La Policía vigila si FCC cumple con el contrato de recogida de la basura

Las facturas, en suspenso, hasta que se compruebe que respeta el acuerdo

22 jun 2018 / 08:14 H.

Seis meses después de que entrara en vigor el nuevo contrato de la recogida de basura y la limpieza, adjudicado a FCC por 13,2 millones de euros por ejercicio y un periodo de 12 años, prorrogable a 20, el Ayuntamiento no las tiene todas consigo y cree preciso analizar, con detalle, si la concesionaria, vieja conocida de la “casa”, ya que asume el servicio desde 1985, cumple con la relación contractual establecida. Las quejas de asociaciones de vecinos por la suciedad en las calles, incluida la proliferación de roedores e insectos, no son una raya en el agua y en estos términos también se expresó la plataforma “Jaén Merece Más”, que integra a colectivos de toda índole, además de la Asociación de Empresarios del Polígono de Los Olivares, que, de hecho, llegó a amagar con “acciones contundentes” si los responsables municipales no garantizan que FCC limpia en condiciones la principal zona industrial de la provincia. El concejal de Hacienda y Contratación, Manuel Bonilla, explica que el Gobierno local ya está manos a la obra, con acciones concretas, de la que dos, son muy expeditivas. En primer lugar, la Policía Local tiene instrucciones de vigilar si se registra alguna disfunción en cuanto a la recogida de residuos y limpieza viaria que se pueda atribuir a la empresa.

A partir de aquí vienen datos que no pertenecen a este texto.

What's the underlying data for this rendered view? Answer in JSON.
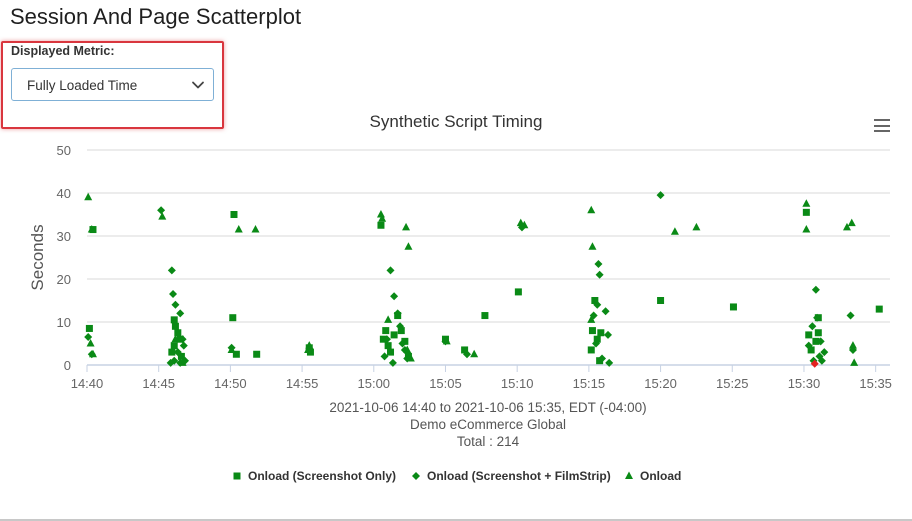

Y es que, como apunta Bonilla, igual que se controla que los vecinos cumplan atienden a la urbanidad cuando depositan la basura, se mira con lupa si, por ejemplo, los contenedores de vacían conforme es debido y otras cuestiones de este tipo. Este control, es abierto, aclara Bonilla, es decir, que no se circunscribe a estos primeros seis meses, para, de esta forma, garantizar que se gasta bien el dinero público. Además de la vigilancia pura y dura, ya están en marcha otros pasos necesarios para sancionar económicamente a la contratista, si se demuestra que no atiende sus obligaciones como es debido. Por ello, como precisa Bonilla, su departamento ordenó que, por el momento, se paralice el visado de las facturas que presenta la multinacional, esto es, que no se conformen estos pagos. De esta forma, si se corrobora que la compañía no atendió el pliego de condiciones suscrito con el Ayuntamiento será más fácil aplicarle las sanciones económicas correspondientes, al descontarle directamente el dinero de las mensualidades. Además, hay un informe jurídico en marcha. También se está a la espera de contar con un informe en el que se verificará si ya están incorporados todos los bienes para la prestación del servicio pactados, como los nuevos vehículos y contenedores, y las inversiones anunciadas.

Oficina de control. El documento que determinará si, con la ley en la mano, FCC no se aviene a lo dispuesto para la adjudicación del contrato tendrá que firmarlo la nueva jefa de la Oficina de Control de Contratas, que es la evolución, según el concejal de Hacienda, para mejor, de la originaria oficina creada para fiscalizar la labor de las concesionarias, Se trata de una técnica de la Administración General, jefa de este negociado, que será la que tendrá que estudiar, conforme al pliego, si hay que sancionar a FCC y en que términos. No en vano, este departamento de la Administración local tendrá la capacidad de prestar asesoramiento jurídico al equipo de Gobierno.

La Oficina de Control de Contratas, que nace en cumplimiento de un acuerdo plenario que colea desde 2013 y tendrá que tener el visto bueno de la Comisión de Hacienda, estará al tanto del día a día de FCC, Aqualia y la unión temporal de empresas encargada de la iluminación y las fuentes, aunque no tendrá capacidad para revisar el funcionamiento de Autobuses Castillo, cuya labor, como prestadora de un servicio municipal clave, sigue en manos del Negociado de Transportes. El nuevo área, además de una jefa, tendrá dos administrativos, un coordinador de área económica, un economista, nueva y, por el momento, tres técnicos adscritos. Este equipo controlará todos los contratos menores, puede asumir las funciones de central de compras para el Ayuntamiento y hará especial hincapié en revisar los pagos y cobros, además de velar por el respeto de las cláusulas sociales en las contrataciones y articular mecanismos para evitar situaciones de fraude.